Klar ist aber inzwischen, dass Mamadou B. nicht Täter, sondern Opfer war. Wie die Auswertung einer Videoaufnahme durch die Staatsanwaltschaft ergeben hat, war es entgegen der Zeugenaussagen nicht B., der das Pfefferspray einsetzte. Vielmehr verletzten offenbar drei junge Männer im Alter von 20, 21 und 26 Jahren B. und andere Gäste. B. sei nicht der eigentliche „Störer“ gewesen.

In Gewahrsam genommen worden sei B. aber nicht so sehr, weil er mutmaßlich mit Pfefferspray um sich gesprüht habe, sondern vorbeugend. „Er stand augenscheinlich unter dem Einfluss berauschender Substanzen“, sagte Staatsanwalt Wolters der taz. Er habe Pfefferspray in den Augen gehabt, wohl auch Tritte abbekommen und sei sehr aufgebracht gewesen.

Um Schlimmeres zu verhüten, hätten ihn die Beamten mitgenommen. Dabei dürfte auch eine Rolle gespielt haben, dass B. schon mehrfach wegen Drogenbesitzes, Körperverletzung, Widerstand gegen Vollstreckungsbeamte und Beleidigung verurteilt worden war.

Das Schicksal B.s war nach dem Bericht der Braunschweiger Zeitung auch Gegenstand einer Kundgebung am Samstagnachmittag auf dem Schlossplatz. Die Teilnehmer wollten an den zweifachen Vater aus Guinea erinnern und forderten, die Umstände seines Todes vollständig aufzuklären. „Wir wollen eine Erklärung und verlangen Gerechtigkeit“, wird ein Teilnehmer zitiert.

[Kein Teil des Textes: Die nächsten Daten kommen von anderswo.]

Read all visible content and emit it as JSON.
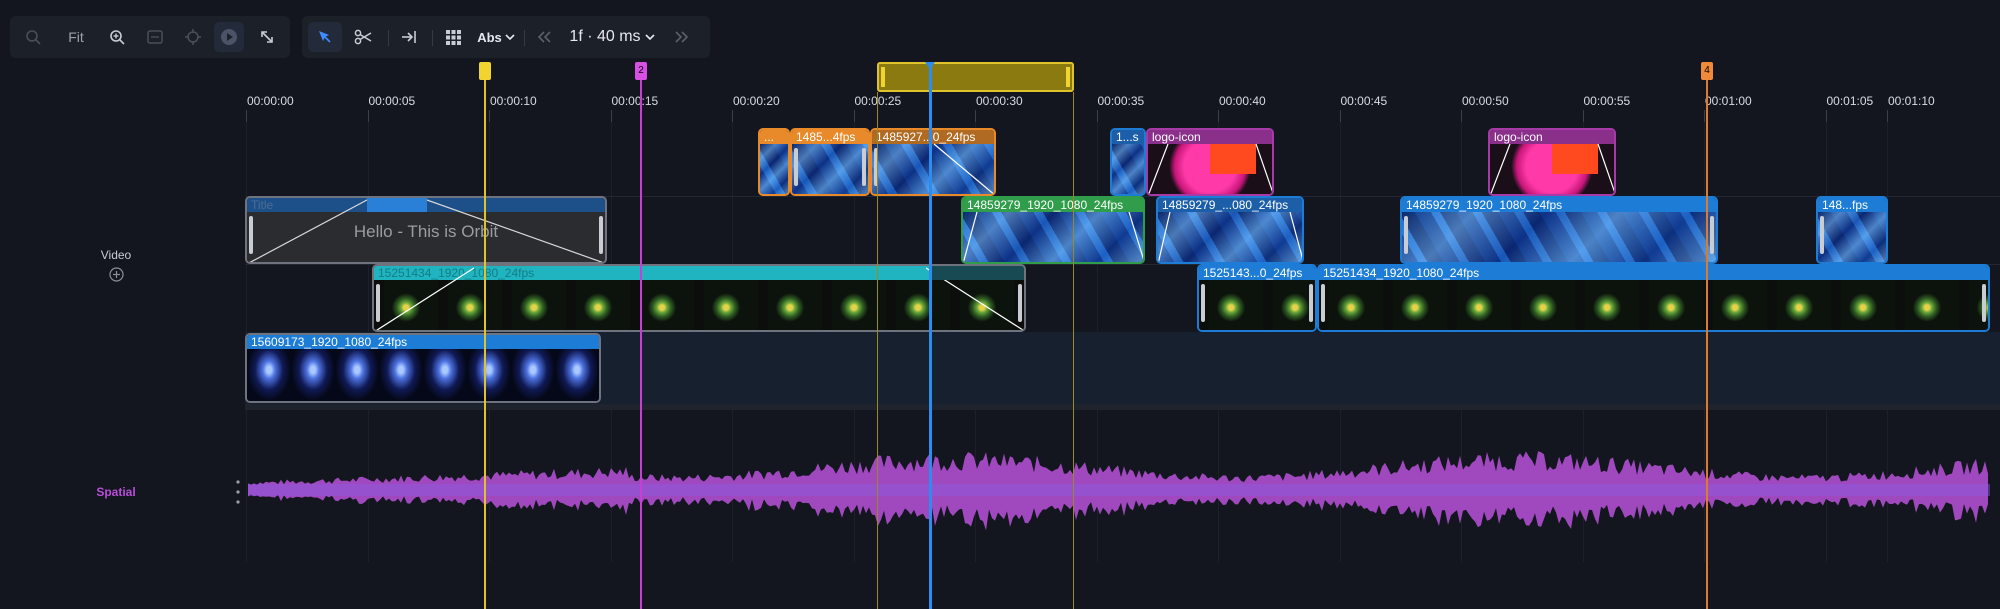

„Großes Vertrauen“ in die Behörden

Mamadou B.s Familie hatte über ihren damaligen Anwalt Martin Voß im Januar mitteilen lassen, „dass sie in die Ermittlungsarbeit der zuständigen deutschen Strafverfolgungsbehörden (noch) großes Vertrauen hat“. Sie hoffe, dass die Umstände des Todes schnellstmöglich, objektiv und umfassend aufgeklärt würden.

Der in einem Artikel im Internet erweckte Eindruck, die Familie mache den Behörden schon vor Abschluss der Ermittlungen schwere Vorwürfe, treffe nicht zu. „Es entspricht auch nicht den Tatsachen“, heißt es in der Erklärung weiter, „dass der Instagram-Account 'johnsonbraunschweig’ von einem Familienmitglied des Verstorbenen eingerichtet wurde und/oder von einem Familienmitglied Inhalte über diesen Account hochgeladen worden sind“.

Die Familie bitte darum, keine Inhalte des tragischen Geschehens im Netz zu veröffentlichen. Sie bedanke sich aber für die herzliche Anteilnahme unzähliger Personen. Aktuell mochte sich der Anwalt mangels Mandat nicht äußern.

Kritik am Vorgehen der Polizei hatte sich auch daran entzündet, dass Festgenommene, die vermutlich betrunken oder sonst wie unter Drogeneinfluss stehen, nicht ins Krankenhaus eingewiesen, sondern zum Ausnüchtern auf die Wache mitgenommen werden. Das entsprechende „Braunschweiger Modell“ wurde im Sommer 2020 vorgestellt. Nach ihm verfährt die Braunschweiger Polizei noch immer. Polizeisprecher Oppermann wies aber darauf hin, dass an Wochenenden und nach Feiertagen stets ein Arzt im Gewahrsam bereit stehe.